Amazing the price of helicopters — and that’s a pre-owned Eurocopter EC155B, the old version, I presume, of one of these. But what reduced me to pretty well speechless wonder was the experience of sustained helicopter flight, flying through and over London, hovering for several minutes at a time 700 feet up, the world below us … a map. The all-at-once and almost shocking change of scale and perspective, so different from what I'm used to when flying by plane: it's close to the human, but we're difficult to pick out — our larger artefacts and their patterns fill our vision. It's simultaneously beautiful and unsettling, alluring and alien.
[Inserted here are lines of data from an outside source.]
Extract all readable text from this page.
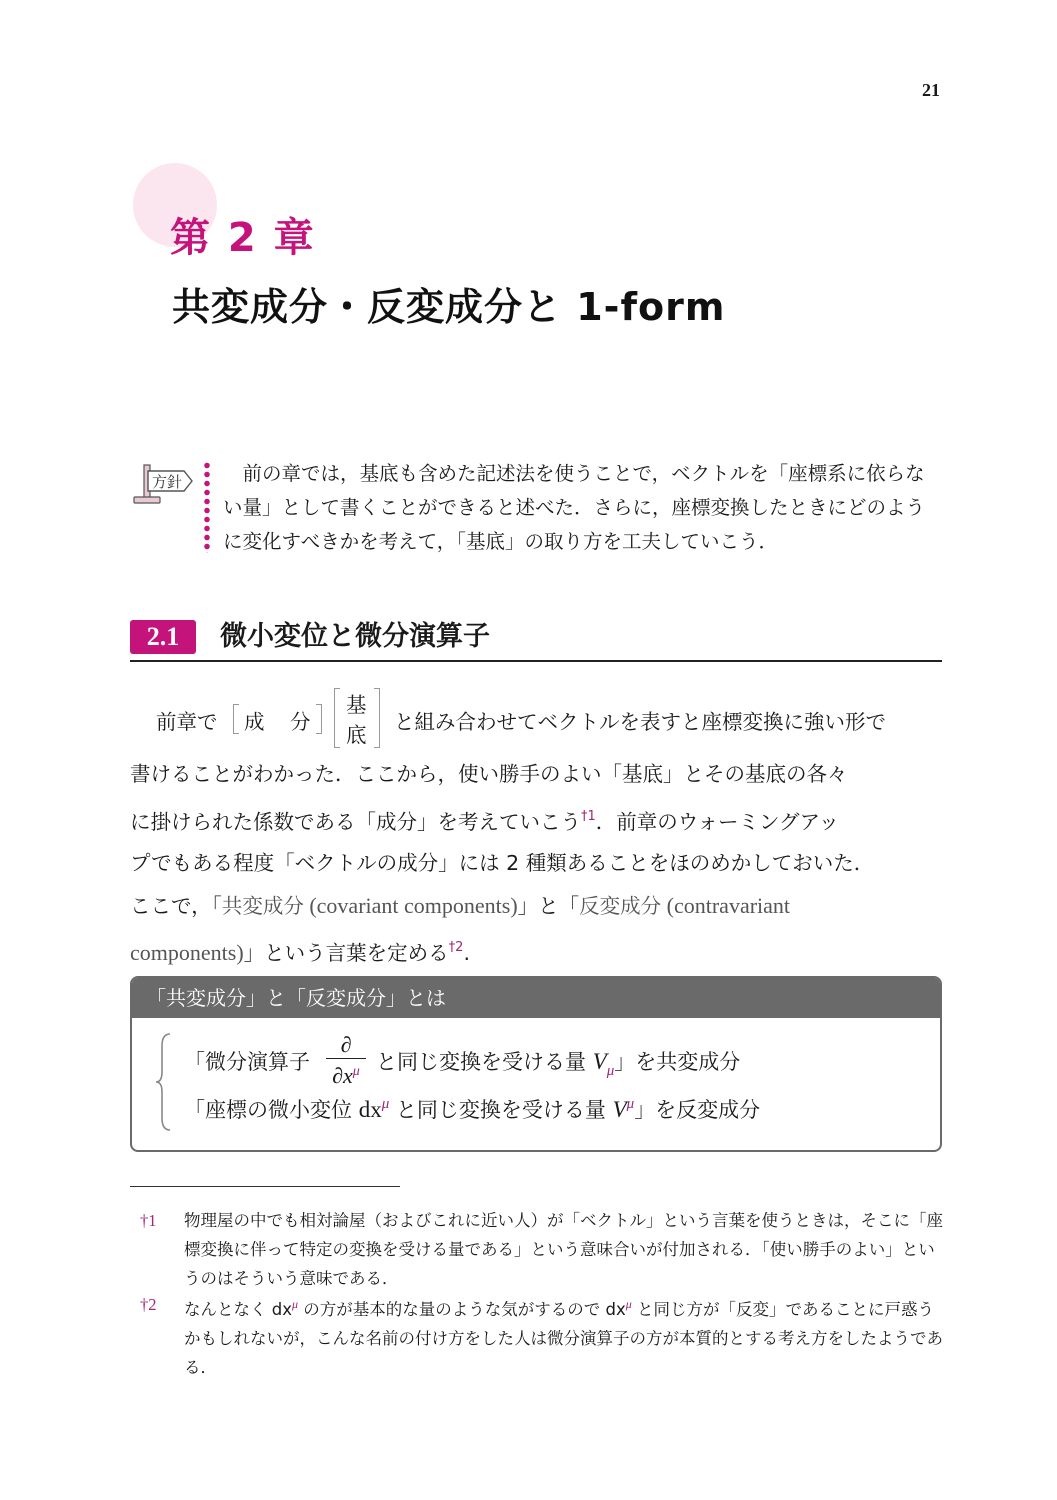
21
第 2 章
共変成分・反変成分と 1-form
方針	前の章では，基底も含めた記述法を使うことで，ベクトルを「座標系に依らない量」として書くことができると述べた．さらに，座標変換したときにどのように変化すべきかを考えて，「基底」の取り方を工夫していこう．
2.1	微小変位と微分演算子
前章で 成 分
基
底
と組み合わせてベクトルを表すと座標変換に強い形で
書けることがわかった．ここから，使い勝手のよい「基底」とその基底の各々
に掛けられた係数である「成分」を考えていこう$^{\dagger 1}$．前章のウォーミングアッ
プでもある程度「ベクトルの成分」には 2 種類あることをほのめかしておいた．
ここで，「共変成分 (covariant components)」と「反変成分 (contravariant
components)」という言葉を定める$^{\dagger 2}$.
「共変成分」と「反変成分」とは
「微分演算子
∂
$\partial x^\mu$ と同じ変換を受ける量 $V_\mu$」を共変成分
「座標の微小変位 $dx^\mu$ と同じ変換を受ける量 $V^\mu$」を反変成分
†1 物理屋の中でも相対論屋（およびこれに近い人）が「ベクトル」という言葉を使うときは，そこに「座標変換に伴って特定の変換を受ける量である」という意味合いが付加される．「使い勝手のよい」というのはそういう意味である．
†2 なんとなく $dx^\mu$ の方が基本的な量のような気がするので $dx^\mu$ と同じ方が「反変」であることに戸惑うかもしれないが，こんな名前の付け方をした人は微分演算子の方が本質的とする考え方をしたようである．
The day was hazier than we might have expected from the ground (you could see the haze over London as we approached) and my photos were all shot across the cabin and through the perspex of the windows. Some of the quality was affected and I’m pretty inexperienced at handling processing software, but I was surprised at how good the results were nonetheless.
Wonderful, too, to fly a few minutes East and come to St Paul’s Cathedral. The school began at St Paul’s, 500 years ago this year, and Barnes is as far West as the school’s ever been — or likely ever to get.
Once it was done, I told my 92 year-old mother about the flight. I needn’t have worried — she wasn’t. Just excited and thrilled.
Of course, this makes me think of that clip of Louis CK on YouTube, Everything is amazing right now — and nobody's happy. I’ve shown that to 13 year-olds this term, very early on in their ICT course, and I’m pleased to report that they love it. ‘Did you partake in the miracle of human flight, you non-contributing zero?’